Levé entre 4 et 5 pour cause de mal de tête, heure passée à m'hydrater la cafetière avec un demi-litre de thé au jasmin, mon médicament, et en finissant le billet d'hier. Puis recouché jusqu'à 7 heures, heure du lever officiel des restes du Berlol. Nouvelle hydratation, au thé vert ; les morceaux d'hier se recollent pour me faire la tête d'aujourd'hui, pas trop mauvaise finalement, à 9h20, souriant et sautillant sur mes ressorts quand il faut apparaître dans la salle de classe pour faire vivre une batterie d'exercices de grammaire.
La suite est à l'avenant.
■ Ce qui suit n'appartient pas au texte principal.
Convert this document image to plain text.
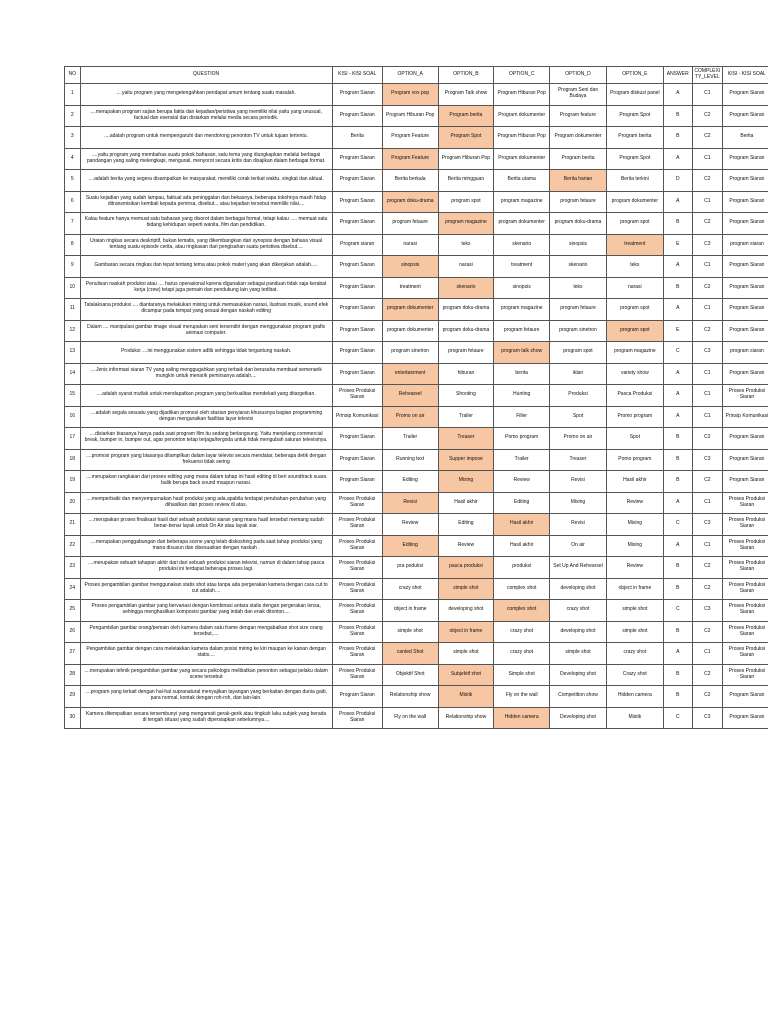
NO	QUESTION	KISI - KISI SOAL	OPTION_A	OPTION_B	OPTION_C	OPTION_D	OPTION_E	ANSWER	COMPLEXITY_LEVEL	KISI - KISI SOAL
1	....yaitu program yang mengetengahkan pendapat umum tentang suatu masalah.	Program Siaran	Program vox pop	Program Talk show	Program Hiburan Pop	Program Seni dan Budaya	Program diskusi panel	A	C1	Program Siaran
2	....merupakan program sajian berupa fakta dan kejadian/peristiwa yang memiliki nilai yaitu yang unusual, factual dan esensial dan disiarkan melalui media secara periodik.	Program Siaran	Program Hiburan Pop	Program berita	Program dokumenter	Program feature	Program Spot	B	C2	Program Siaran
3	....adalah program untuk mempengaruhi dan mendorong penonton TV untuk tujuan tertentu.	Berita	Program Feature	Program Spot	Program Hiburan Pop	Program dokumenter	Program berita	B	C2	Berita
4	....yaitu program yang membahas suatu pokok bahasan, satu tema yang diungkapkan melalui berbagai pandangan yang saling melengkapi, menguraii, menyorot secara kritis dan disajikan dalam berbagai format.	Program Siaran	Program Feature	Program Hiburan Pop	Program dokumenter	Program berita	Program Spot	A	C1	Program Siaran
5	....adalah berita yang segera disampaikan ke masyarakat, memiliki corak terikat waktu, singkat dan aktual.	Program Siaran	Berita berkala	Berita mingguan	Berita utama	Berita harian	Berita terkini	D	C2	Program Siaran
6	Suatu kejadian yang sudah lampau, faktual ada peninggalan dan bekasnya, beberapa tokohnya masih hidup ditransmisikan kembali kepada pemirsa, disebut... atau kejadian tersebut memiliki nilai....	Program Siaran	program doku-drama	program spot	program magazine	program fetaure	program dokumenter	A	C1	Program Siaran
7	Kalau feature hanya memuat satu bahasan yang disorot dalam berbagai format, tetapi kalau ..... memuat satu bidang kehidupan seperti wanita, film dan pendidikan.	Program Siaran	program fetaure	program magazine	program dokumenter	program doku-drama	program spot	B	C2	Program Siaran
8	Uraian ringkas secara deskriptif, bukan tematis, yang dikembangkan dari synopsis dengan bahasa visual tentang suatu episode cerita, atau ringkasan dari pengisahan suatu peristiwa disebut....	Program siaran	narasi	teks	skenario	sinopsis	treatment	E	C3	program siaran
9	Gambaran secara ringkas dan tepat tentang tema atau pokok materi yang akan dikerjakan adalah.....	Program Siaran	sinopsis	narasi	treatment	skenario	teks	A	C1	Program Siaran
10	Penulisan naskah produksi atau .... harus operasional karena digunakan sebagai panduan tidak saja kerabat kerja (crew) tetapi juga pemain dan pendukung lain yang terlibat.	Program Siaran	treatment	skenario	sinopsis	teks	narasi	B	C2	Program Siaran
11	Tatalaksana produksi .... diantaranya melakukan mixing untuk memasukkan narasi, ilustrasi musik, sound efek dicampur pada tempat yang sesuai dengan naskah editing	Program Siaran	program dokumenter	program doku-drama	program magazine	program fetaure	program spot	A	C1	Program Siaran
12	Dalam .... manipulasi gambar image visual merupakan seni tersendiri dengan menggunakan program grafis animasi computer.	Program Siaran	program dokumenter	program doku-drama	program fetaure	program sinetron	program spot	E	C2	Program Siaran
13	Produksi ....ini menggunakan sistem adlib sehingga tidak tergantung naskah.	Program Siaran	program sinetron	program fetaure	program talk show	program spot	program magazine	C	C3	program siaran
14	....Jenis informasi siaran TV yang saling menggugahkan yang terbaik dan berusaha membuat semenarik mungkin untuk menarik pemirsanya adalah....	Program Siaran	entertainment	hiburan	berita	iklan	variety show	A	C1	Program Siaran
15	....adalah syarat mutlak untuk mendapatkan program yang berkualitas mendekati yang ditargetkan.	Proses Produksi Siaran	Rehearsel	Shooting	Hunting	Produksi	Pasca Produksi	A	C1	Proses Produksi Siaran
16	....adalah segala sesuatu yang dijadikan promosi oleh stasiun penyiaran khususnya bagian programming dengan menguraikan fasilitas layar televisi	Prinsip Komunikasi	Promo on air	Trailer	Filler	Spot	Promo program	A	C1	Prinsip Komunikasi
17	....disiarkan biasanya hanya pada saat program film itu sedang berlangsung. Yaitu menjelang commercial break, bumper in, bumper out, agar penonton tetap terjaga/tergoda untuk tidak mengubah saluran televisinya.	Program Siaran	Trailer	Treaser	Pomo program	Promo on air	Spot	B	C2	Program Siaran
18	....promosi program yang biasanya ditampilkan dalam layar televisi secara mendatar, beberapa detik dengan frekuensi tidak sering	Program Siaran	Running text	Supper impose	Trailer	Treaser	Pomo program	B	C3	Program Siaran
19	....merupakan rangkaian dari proses editing yang mana dalam tahap ini hasil editing di beri soundtrack suara balik berupa back sound maupun narasi.	Program Siaran	Editing	Mixing	Review	Revisi	Hasil akhir	B	C2	Program Siaran
20	....memperbaiki dan menyempurnakan hasil produksi yang ada,apabila terdapat perubahan-perubahan yang dihasilkan dari proses review di atas.	Proses Produksi Siaran	Revisi	Hasil akhir	Editing	Mixing	Review	A	C1	Proses Produksi Siaran
21	....merupakan proses finalisasi hasil dari sebuah produksi siaran yang mana hasil tersebut memang sudah benar-benar layak untuk On Air atau layak siar.	Proses Produksi Siaran	Review	Editing	Hasil akhir	Revisi	Mixing	C	C3	Proses Produksi Siaran
22	....merupakan penggabungan dari beberapa scene yang telah diskoshing pada saat tahap produksi yang mana disusun dan disesuaikan dengan naskah .	Proses Produksi Siaran	Editing	Review	Hasil akhir	On air	Mixing	A	C1	Proses Produksi Siaran
23	....merupakan sebuah tahapan akhir dari dari sebuah produksi siaran televisi, namun di dalam tahap pasca produksi ini terdapat beberapa proses lagi.	Proses Produksi Siaran	pra poduksi	pasca produksi	produksi	Set Up And Rehearsel	Review	B	C2	Proses Produksi Siaran
24	Proses pengambilan gambar menggunakan statis shot atau tanpa ada pergerakan kamera dengan cara cut to cut adalah....	Proses Produksi Siaran	crazy shot	simple shot	complex shot	developing shot	object in frame	B	C2	Proses Produksi Siaran
25	Proses pengambilan gambar yang bervariasi dengan kombinasi antara statis dengan pergerakan lensa, sehingga menghasilkan komposisi gambar yang indah dan enak ditonton....	Proses Produksi Siaran	object in frame	developing shot	complex shot	crazy shot	simple shot	C	C3	Proses Produksi Siaran
26	Pengambilan gambar orang/pemain oleh kamera dalam satu frame dengan mengabaikan shot size orang tersebut,....	Proses Produksi Siaran	simple shot	object in frame	crazy shot	developing shot	simple shot	B	C2	Proses Produksi Siaran
27	Pengambilan gambar dengan cara meletakkan kamera dalam posisi miring ke kiri maupun ke kanan dengan statis....	Proses Produksi Siaran	canted Shot	simple shot	crazy shot	simple shot	crazy shot	A	C1	Proses Produksi Siaran
28	....merupakan tehnik pengambilan gambar yang secara psikologis melibatkan penonton sebagai pelaku dalam scene tersebut	Proses Produksi Siaran	Objektif Shot	Subjektif shot	Simple shot	Developing shot	Crazy shot	B	C2	Proses Produksi Siaran
29	....program yang terkait dengan hal-hal supranatural menyajikan tayangan yang berkaitan dengan dunia gaib, para normal, kontak dengan roh-roh, dan lain-lain.	Program Siaran	Relationship show	Mistik	Fly on the wall	Competition show	Hidden camera	B	C2	Program Siaran
30	Kamera ditempatkan secara tersembunyi yang mengamati gerak-gerik atau tingkah laku subjek yang berada di tengah situasi yang sudah dipersiapkan sebelumnya....	Proses Produksi Siaran	Fly on the wall	Relationship show	Hidden camera	Developing shot	Mistik	C	C3	Program Siaran
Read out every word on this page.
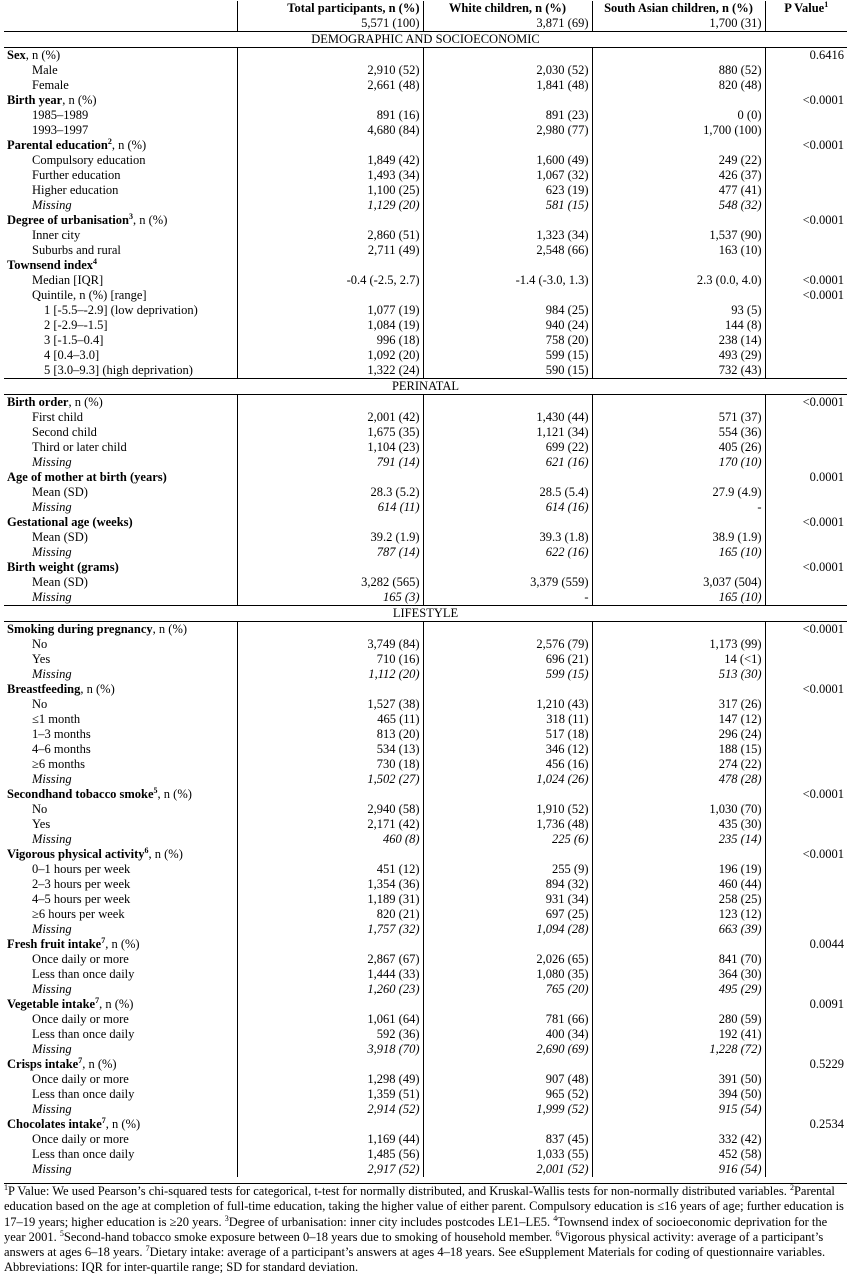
	Total participants, n (%)	White children, n (%)	South Asian children, n (%)	P Value$^1$
	5,571 (100)	3,871 (69)	1,700 (31)	
DEMOGRAPHIC AND SOCIOECONOMIC				
Sex, n (%)				0.6416
Male	2,910 (52)	2,030 (52)	880 (52)	
Female	2,661 (48)	1,841 (48)	820 (48)	
Birth year, n (%)				<0.0001
1985–1989	891 (16)	891 (23)	0 (0)	
1993–1997	4,680 (84)	2,980 (77)	1,700 (100)	
Parental education$^2$, n (%)				<0.0001
Compulsory education	1,849 (42)	1,600 (49)	249 (22)	
Further education	1,493 (34)	1,067 (32)	426 (37)	
Higher education	1,100 (25)	623 (19)	477 (41)	
Missing	1,129 (20)	581 (15)	548 (32)	
Degree of urbanisation$^3$, n (%)				<0.0001
Inner city	2,860 (51)	1,323 (34)	1,537 (90)	
Suburbs and rural	2,711 (49)	2,548 (66)	163 (10)	
Townsend index$^4$				
Median [IQR]	-0.4 (-2.5, 2.7)	-1.4 (-3.0, 1.3)	2.3 (0.0, 4.0)	<0.0001
Quintile, n (%) [range]				<0.0001
1 [-5.5–-2.9] (low deprivation)	1,077 (19)	984 (25)	93 (5)	
2 [-2.9–-1.5]	1,084 (19)	940 (24)	144 (8)	
3 [-1.5–0.4]	996 (18)	758 (20)	238 (14)	
4 [0.4–3.0]	1,092 (20)	599 (15)	493 (29)	
5 [3.0–9.3] (high deprivation)	1,322 (24)	590 (15)	732 (43)	
PERINATAL				
Birth order, n (%)				<0.0001
First child	2,001 (42)	1,430 (44)	571 (37)	
Second child	1,675 (35)	1,121 (34)	554 (36)	
Third or later child	1,104 (23)	699 (22)	405 (26)	
Missing	791 (14)	621 (16)	170 (10)	
Age of mother at birth (years)				0.0001
Mean (SD)	28.3 (5.2)	28.5 (5.4)	27.9 (4.9)	
Missing	614 (11)	614 (16)	-	
Gestational age (weeks)				<0.0001
Mean (SD)	39.2 (1.9)	39.3 (1.8)	38.9 (1.9)	
Missing	787 (14)	622 (16)	165 (10)	
Birth weight (grams)				<0.0001
Mean (SD)	3,282 (565)	3,379 (559)	3,037 (504)	
Missing	165 (3)	-	165 (10)	
LIFESTYLE				
Smoking during pregnancy, n (%)				<0.0001
No	3,749 (84)	2,576 (79)	1,173 (99)	
Yes	710 (16)	696 (21)	14 (<1)	
Missing	1,112 (20)	599 (15)	513 (30)	
Breastfeeding, n (%)				<0.0001
No	1,527 (38)	1,210 (43)	317 (26)	
≤1 month	465 (11)	318 (11)	147 (12)	
1–3 months	813 (20)	517 (18)	296 (24)	
4–6 months	534 (13)	346 (12)	188 (15)	
≥6 months	730 (18)	456 (16)	274 (22)	
Missing	1,502 (27)	1,024 (26)	478 (28)	
Secondhand tobacco smoke$^5$, n (%)				<0.0001
No	2,940 (58)	1,910 (52)	1,030 (70)	
Yes	2,171 (42)	1,736 (48)	435 (30)	
Missing	460 (8)	225 (6)	235 (14)	
Vigorous physical activity$^6$, n (%)				<0.0001
0–1 hours per week	451 (12)	255 (9)	196 (19)	
2–3 hours per week	1,354 (36)	894 (32)	460 (44)	
4–5 hours per week	1,189 (31)	931 (34)	258 (25)	
≥6 hours per week	820 (21)	697 (25)	123 (12)	
Missing	1,757 (32)	1,094 (28)	663 (39)	
Fresh fruit intake$^7$, n (%)				0.0044
Once daily or more	2,867 (67)	2,026 (65)	841 (70)	
Less than once daily	1,444 (33)	1,080 (35)	364 (30)	
Missing	1,260 (23)	765 (20)	495 (29)	
Vegetable intake$^7$, n (%)				0.0091
Once daily or more	1,061 (64)	781 (66)	280 (59)	
Less than once daily	592 (36)	400 (34)	192 (41)	
Missing	3,918 (70)	2,690 (69)	1,228 (72)	
Crisps intake$^7$, n (%)				0.5229
Once daily or more	1,298 (49)	907 (48)	391 (50)	
Less than once daily	1,359 (51)	965 (52)	394 (50)	
Missing	2,914 (52)	1,999 (52)	915 (54)	
Chocolates intake$^7$, n (%)				0.2534
Once daily or more	1,169 (44)	837 (45)	332 (42)	
Less than once daily	1,485 (56)	1,033 (55)	452 (58)	
Missing	2,917 (52)	2,001 (52)	916 (54)	

$^1$P Value: We used Pearson’s chi-squared tests for categorical, t-test for normally distributed, and Kruskal-Wallis tests for non-normally distributed variables. $^2$Parental education based on the age at completion of full-time education, taking the higher value of either parent. Compulsory education is ≤16 years of age; further education is 17–19 years; higher education is ≥20 years. $^3$Degree of urbanisation: inner city includes postcodes LE1–LE5. $^4$Townsend index of socioeconomic deprivation for the year 2001. $^5$Second-hand tobacco smoke exposure between 0–18 years due to smoking of household member. $^6$Vigorous physical activity: average of a participant’s answers at ages 6–18 years. $^7$Dietary intake: average of a participant’s answers at ages 4–18 years. See eSupplement Materials for coding of questionnaire variables. Abbreviations: IQR for inter-quartile range; SD for standard deviation.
Je propose même une nouvelle façon de présenter les recours aux présents de l'indicatif, du conditionnel et de l'impératif, avec des graphiques de zones interrelationnelles déformées vers soi ou vers l'autre selon que l'on va du respect a priori de l'avis du vis-avis (j'aimerais, je voudrais...) à l'emprise hiérarchisante (fais ci, fais pas ça), en passant par la simple et ronde énonciation situationnelle (je veux, tu peux...), le tout très dynamique, allant venant dans la conversation, et variant selon le type de relation (travail, amis, famille, inconnus, etc.). L'avantage du graphique, c'est qu'il s'applique à toutes les langues, même si cela se réalise différemment dans chaque.

Volodine dans le shinkansen, après un assez mauvais bento.
« La sueur coule sur ton visage, Mevlido, elle coule sur ton visage et sur tes bras nus. Des pieds à la tête, tu ruisselles comme si tu avais une forte fièvre. Une fois de plus, au lieu de cheminer avec naturel sur le trottoir, tu te sens en train de progresser dans ce couloir de la mort à quoi se réduit selon toi la vie, un bout de chemin rendu hideux par sa brièveté et par les échos de tragédie qu'on y soulève à chaque pas. Dead man walking. Tu n'as pas tort, Mevlido, tu as même raison sur toute la ligne, mais il vaut mieux que tu considères les choses autrement. Prends exemple sur ceux que tu croises. Réfugie-toi dans leur ignorance. Apprécie comme ils le font la somnolence qu'ont apportée les vainqueurs. Imite ces gens.
Laisse entrer en toi l'idiotie et l'aveuglement.» (Antoine Volodine, Songes de Mevlido, p. 95-96)

Éplucher des clémentines... Au Japon, c'est un art. Autrefois (le vieux style !), je faisais plein d'épluchures, un tas. Depuis plus de dix ans, tout de même, je m'arrange, ayant observé maints autochtones, pour n'avoir qu'un morceau, avec différentes branches, plus ou moins larges, inégales, parfois à la limite de la séparation. Or, T. fait ça très rapidement et avec quatre larges quarts, linéairement détachés. Je décide d'outrepasser ma honte d'être d'une fruste culture pour lui demander comment elle fait. Nous comparons nos façons de tirer la peau, moi en glissant l'ongle pour aller progressivement, elle en tirant vers l'extérieur, sans passer l'ongle en-dessous. C'était donc ça. Il y avait l'ongle de différence.
L'intérêt principal est de pouvoir replier ensuite les branches zoomorphes de la clémentine vide pour avoir quelque chose qui ne ressemble même pas à un déchet.

J'essaie de regarder le dernier film de Jacques Tati, Parade, sur TV5 Monde, mais je m'endors littéralement. Outre le fait de voir comment étaient accoutrés les Suédois en 1974, je n'y vois strictement aucun intérêt. Pardon pour les tatistes.